Most who know me also know that I am a Dave Ramsey follower and/or junkie and/or devotee and/or aficionada and/or disciple and/or pupil and/or what have you (see www.daveramsey.com for further details). I earned my doctorate and graduated Summa Cum Laude from Financial Peace University where Dave is the prez. Ok, maybe not, but I did "graduate" from FPU (a 13-week course) and if there had been a doctorate program or Summa Cum Laude grads...I would so be there.
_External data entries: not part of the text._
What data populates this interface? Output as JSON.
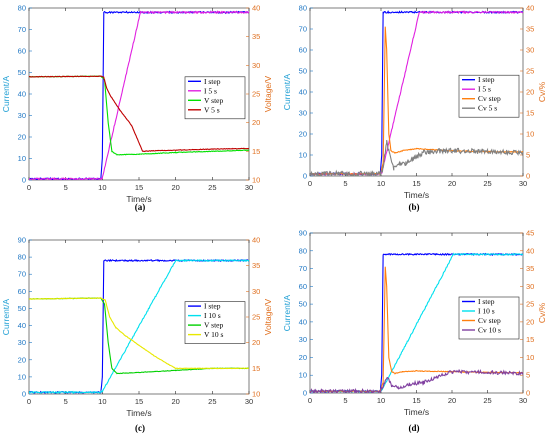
{
  "chart_data": [
    {
      "type": "line",
      "panel_label": "(a)",
      "xlabel": "Time/s",
      "ylabel_left": "Current/A",
      "ylabel_right": "Voltage/V",
      "xlim": [
        0,
        30
      ],
      "xticks": [
        0,
        5,
        10,
        15,
        20,
        25,
        30
      ],
      "ylim_left": [
        0,
        80
      ],
      "yticks_left": [
        0,
        10,
        20,
        30,
        40,
        50,
        60,
        70,
        80
      ],
      "ylim_right": [
        10,
        40
      ],
      "yticks_right": [
        10,
        15,
        20,
        25,
        30,
        35,
        40
      ],
      "legend_position": "right",
      "series": [
        {
          "name": "I step",
          "axis": "left",
          "color": "#0000ff",
          "noise": 0.4,
          "x": [
            0,
            9.8,
            10.0,
            10.2,
            30
          ],
          "y": [
            0.5,
            0.5,
            10,
            78,
            78
          ]
        },
        {
          "name": "I 5 s",
          "axis": "left",
          "color": "#e020e0",
          "noise": 0.4,
          "x": [
            0,
            9.8,
            10.0,
            15.2,
            30
          ],
          "y": [
            0.5,
            0.5,
            1,
            78,
            78
          ]
        },
        {
          "name": "V step",
          "axis": "right",
          "color": "#00e000",
          "noise": 0.05,
          "x": [
            0,
            9.8,
            10.3,
            10.8,
            11.3,
            12,
            15,
            20,
            25,
            30
          ],
          "y": [
            28,
            28.1,
            27.5,
            20,
            15,
            14.4,
            14.5,
            14.8,
            15,
            15.2
          ]
        },
        {
          "name": "V 5 s",
          "axis": "right",
          "color": "#c00000",
          "noise": 0.05,
          "x": [
            0,
            9.8,
            10.2,
            10.6,
            11.2,
            12.5,
            14,
            15.5,
            17,
            20,
            25,
            30
          ],
          "y": [
            28,
            28.1,
            27.9,
            26,
            24.5,
            22,
            19.5,
            15,
            15.1,
            15.2,
            15.4,
            15.5
          ]
        }
      ]
    },
    {
      "type": "line",
      "panel_label": "(b)",
      "xlabel": "Time/s",
      "ylabel_left": "Current/A",
      "ylabel_right": "Cv/%",
      "xlim": [
        0,
        30
      ],
      "xticks": [
        0,
        5,
        10,
        15,
        20,
        25,
        30
      ],
      "ylim_left": [
        0,
        80
      ],
      "yticks_left": [
        0,
        10,
        20,
        30,
        40,
        50,
        60,
        70,
        80
      ],
      "ylim_right": [
        0,
        40
      ],
      "yticks_right": [
        0,
        5,
        10,
        15,
        20,
        25,
        30,
        35,
        40
      ],
      "legend_position": "right",
      "series": [
        {
          "name": "I step",
          "axis": "left",
          "color": "#0000ff",
          "noise": 0.4,
          "x": [
            0,
            9.9,
            10.1,
            10.3,
            30
          ],
          "y": [
            1,
            1,
            10,
            78,
            78
          ]
        },
        {
          "name": "I 5 s",
          "axis": "left",
          "color": "#e020e0",
          "noise": 0.4,
          "x": [
            0,
            9.9,
            10.1,
            15.4,
            30
          ],
          "y": [
            1,
            1,
            1.5,
            78,
            78
          ]
        },
        {
          "name": "Cv step",
          "axis": "right",
          "color": "#ff7f0e",
          "noise": 0.1,
          "x": [
            0,
            9.9,
            10.3,
            10.6,
            10.8,
            11.1,
            11.4,
            12,
            13,
            15,
            20,
            25,
            30
          ],
          "y": [
            0.5,
            0.5,
            3,
            35.5,
            30,
            10,
            6,
            5.5,
            6,
            6.5,
            6,
            5.8,
            5.7
          ]
        },
        {
          "name": "Cv 5 s",
          "axis": "right",
          "color": "#808080",
          "noise": 0.6,
          "x": [
            0,
            9.9,
            10.3,
            10.8,
            11.2,
            11.8,
            12.5,
            13.5,
            14.5,
            16,
            18,
            20,
            25,
            30
          ],
          "y": [
            0.5,
            0.5,
            2,
            8,
            5,
            1.5,
            3,
            3,
            4,
            5.5,
            6,
            6,
            5.8,
            5.6
          ]
        }
      ]
    },
    {
      "type": "line",
      "panel_label": "(c)",
      "xlabel": "Time/s",
      "ylabel_left": "Current/A",
      "ylabel_right": "Voltage/V",
      "xlim": [
        0,
        30
      ],
      "xticks": [
        0,
        5,
        10,
        15,
        20,
        25,
        30
      ],
      "ylim_left": [
        0,
        90
      ],
      "yticks_left": [
        0,
        10,
        20,
        30,
        40,
        50,
        60,
        70,
        80,
        90
      ],
      "ylim_right": [
        10,
        40
      ],
      "yticks_right": [
        10,
        15,
        20,
        25,
        30,
        35,
        40
      ],
      "legend_position": "right",
      "series": [
        {
          "name": "I step",
          "axis": "left",
          "color": "#0000ff",
          "noise": 0.4,
          "x": [
            0,
            9.8,
            10.0,
            10.2,
            30
          ],
          "y": [
            1,
            1,
            10,
            78,
            78
          ]
        },
        {
          "name": "I 10 s",
          "axis": "left",
          "color": "#00e0ee",
          "noise": 0.4,
          "x": [
            0,
            9.8,
            10.0,
            20.0,
            30
          ],
          "y": [
            1,
            1,
            1.5,
            78,
            78
          ]
        },
        {
          "name": "V step",
          "axis": "right",
          "color": "#00d000",
          "noise": 0.05,
          "x": [
            0,
            9.8,
            10.3,
            10.8,
            11.3,
            12,
            15,
            20,
            25,
            30
          ],
          "y": [
            28.5,
            28.7,
            27.5,
            20,
            15,
            14,
            14.2,
            14.6,
            15,
            15
          ]
        },
        {
          "name": "V 10 s",
          "axis": "right",
          "color": "#e8e800",
          "noise": 0.05,
          "x": [
            0,
            9.8,
            10.4,
            11,
            11.8,
            13,
            15,
            17,
            19,
            20,
            25,
            30
          ],
          "y": [
            28.5,
            28.7,
            28.3,
            25,
            23,
            21.5,
            19.5,
            17.5,
            15.8,
            15,
            15,
            15
          ]
        }
      ]
    },
    {
      "type": "line",
      "panel_label": "(d)",
      "xlabel": "Time/s",
      "ylabel_left": "Current/A",
      "ylabel_right": "Cv/%",
      "xlim": [
        0,
        30
      ],
      "xticks": [
        0,
        5,
        10,
        15,
        20,
        25,
        30
      ],
      "ylim_left": [
        0,
        90
      ],
      "yticks_left": [
        0,
        10,
        20,
        30,
        40,
        50,
        60,
        70,
        80,
        90
      ],
      "ylim_right": [
        0,
        45
      ],
      "yticks_right": [
        0,
        5,
        10,
        15,
        20,
        25,
        30,
        35,
        40,
        45
      ],
      "legend_position": "right",
      "series": [
        {
          "name": "I step",
          "axis": "left",
          "color": "#0000ff",
          "noise": 0.4,
          "x": [
            0,
            9.9,
            10.1,
            10.3,
            30
          ],
          "y": [
            1,
            1,
            10,
            78,
            78
          ]
        },
        {
          "name": "I 10 s",
          "axis": "left",
          "color": "#00e0ee",
          "noise": 0.4,
          "x": [
            0,
            9.9,
            10.1,
            20.2,
            30
          ],
          "y": [
            1,
            1,
            1.5,
            78,
            78
          ]
        },
        {
          "name": "Cv step",
          "axis": "right",
          "color": "#ff7f0e",
          "noise": 0.1,
          "x": [
            0,
            9.9,
            10.3,
            10.6,
            10.8,
            11.1,
            11.5,
            12,
            13,
            15,
            20,
            25,
            30
          ],
          "y": [
            0.5,
            0.5,
            3,
            35.5,
            30,
            10,
            6,
            5.5,
            6,
            6.2,
            6,
            5.8,
            5.7
          ]
        },
        {
          "name": "Cv 10 s",
          "axis": "right",
          "color": "#8040a0",
          "noise": 0.5,
          "x": [
            0,
            9.9,
            10.3,
            10.9,
            11.5,
            12.5,
            14,
            16,
            18,
            20,
            25,
            30
          ],
          "y": [
            0.5,
            0.5,
            2,
            4.5,
            2,
            1.5,
            2.5,
            3,
            4.5,
            6,
            5.8,
            5.6
          ]
        }
      ]
    }
  ]
}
In FPU, I learned some very common-sense strategies for bargaining. I have always considered myself pretty street smart with a healthy dose of common sense, but I really never believed that bargaining was 1) allowed in this country (all I knew was that Jamaica was good at it) or 2) that it could actually work. I'm a buckler. I buckle under pressure...or I should say I used to. Now I bring the pressure on and force the bucklage from the other player. Oh, it's beautiful. And all those thoughts I had of "Well if I ask for less, then their company or their commission (thus their dinner on the table that night) will suffer, etc etc." are NO MORE! America is overpriced and I'm going to do all I can to reduce the cost when at all possible (obviously I don't do this at the grocery store or the gas station).
The number one strategy emphasized is the "Walk away" strategy. If seller doesn't reduce to your asking price, walk away. Don't "buy" the item in your heart or mind because it will be written all over your face and you will lose the bargain battle. Remain neutral. Never buckle.
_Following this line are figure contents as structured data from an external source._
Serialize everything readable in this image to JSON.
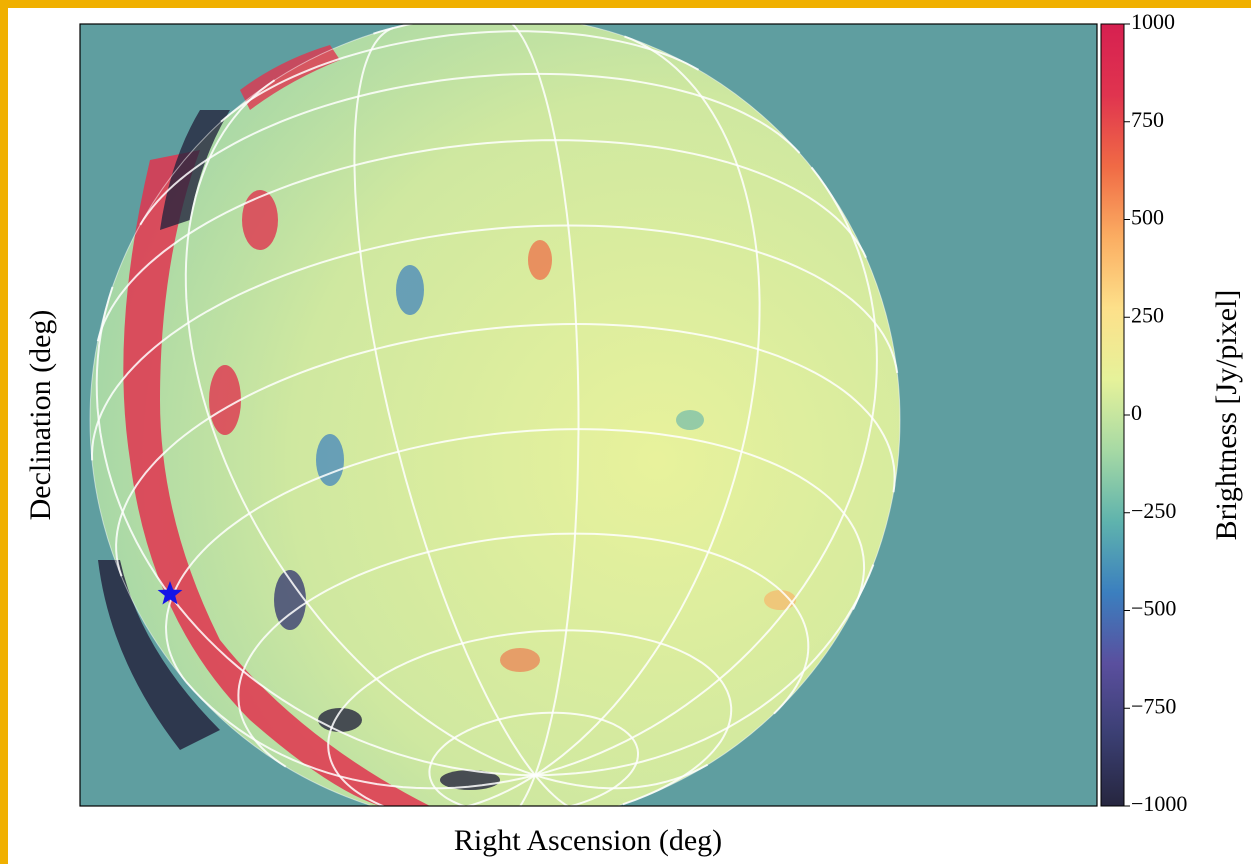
{
  "chart_data": {
    "type": "image",
    "x_label": "Right Ascension (deg)",
    "y_label": "Declination (deg)",
    "colorbar_label": "Brightness [Jy/pixel]",
    "clim": [
      -1000,
      1000
    ],
    "colorbar_ticks": [
      {
        "value": -1000,
        "label": "−1000"
      },
      {
        "value": -750,
        "label": "−750"
      },
      {
        "value": -500,
        "label": "−500"
      },
      {
        "value": -250,
        "label": "−250"
      },
      0,
      250,
      500,
      750,
      1000
    ],
    "colormap": [
      "#26263f",
      "#3b3f73",
      "#5a4f9e",
      "#3b7fbf",
      "#5fb3ad",
      "#a6d9a4",
      "#e6f29a",
      "#fde08a",
      "#fbad62",
      "#f06a45",
      "#e0344f",
      "#d62050"
    ],
    "background_color": "#5f9ea0",
    "marker_color": "#1414e6"
  }
}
Our first opportunity to try this out was with our car. We spotted one that met our needs, kept an eye on it for a few weeks, noticed it wasn't selling, and walked in. Johnny CarSalesman showed us the price, we drove it around, never showed attachment and when he went for the Lets Make a Deal handshake, we said "That price there, sir. Yeah, not good enough." He says ok, let's talk, what can you afford? No sir. Not allowed to ask that. We simply stuck with, "See that price on the sticker? Not good enough." He got nervous, said a new price. "Not good enough". I believe he was dumbfounded. Came down again. Nope, not good enough. Says he can't come down anymore and we walk away. He chases us, begs. Nope, not good enough. We then show the cash (green bills make Johnny CarSalesman swoon) of about $3k less than lowest price he'd said. SOLD!! A beautiful transition.
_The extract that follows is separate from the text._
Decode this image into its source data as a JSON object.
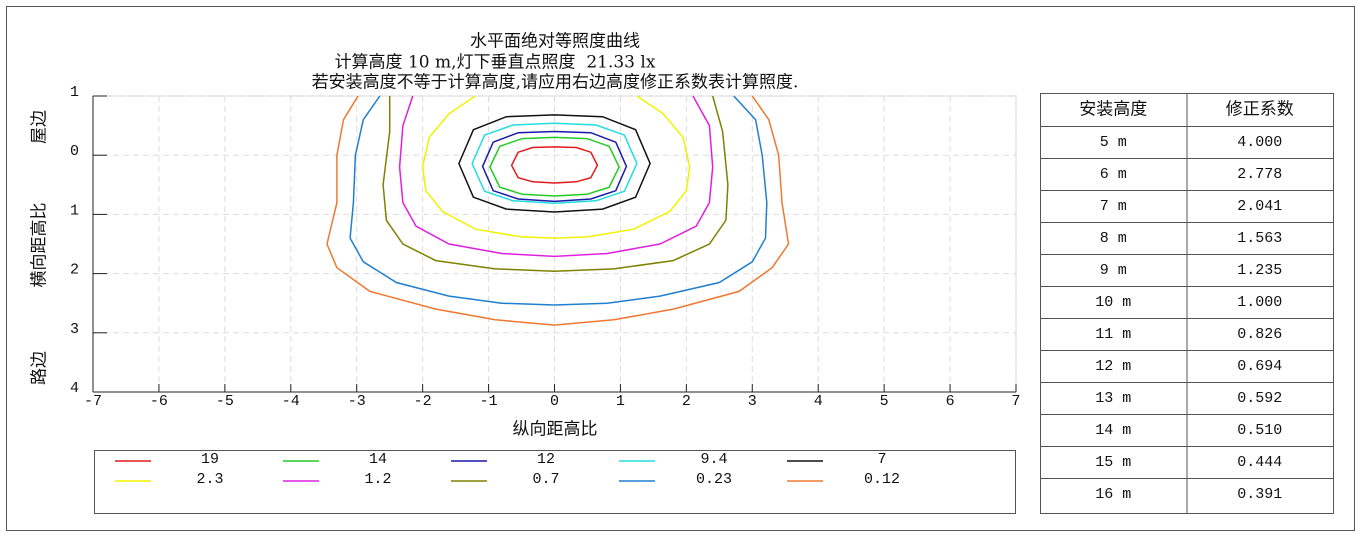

Today's case in point: Bought a Christmas gift for $30 at "Store" where there is a strict no-return policy. Found a better gift at Target for nearly same price. Purchased. Went back to "Store" to attempt a return. She says "Sorry, it's store policy." (Note: I have both kids with me, currently well behaved and dressed identically: thus, much cuteness). Let the bargaining begin (and with much respect I must say). Without too much detail of what I said, $30 came right back over the counter to me. A beautiful transition. She was good folk. Maybe it's the Christmas season, or maybe it's the FPU education. Either way, I'm a happy camper who's $30 richer.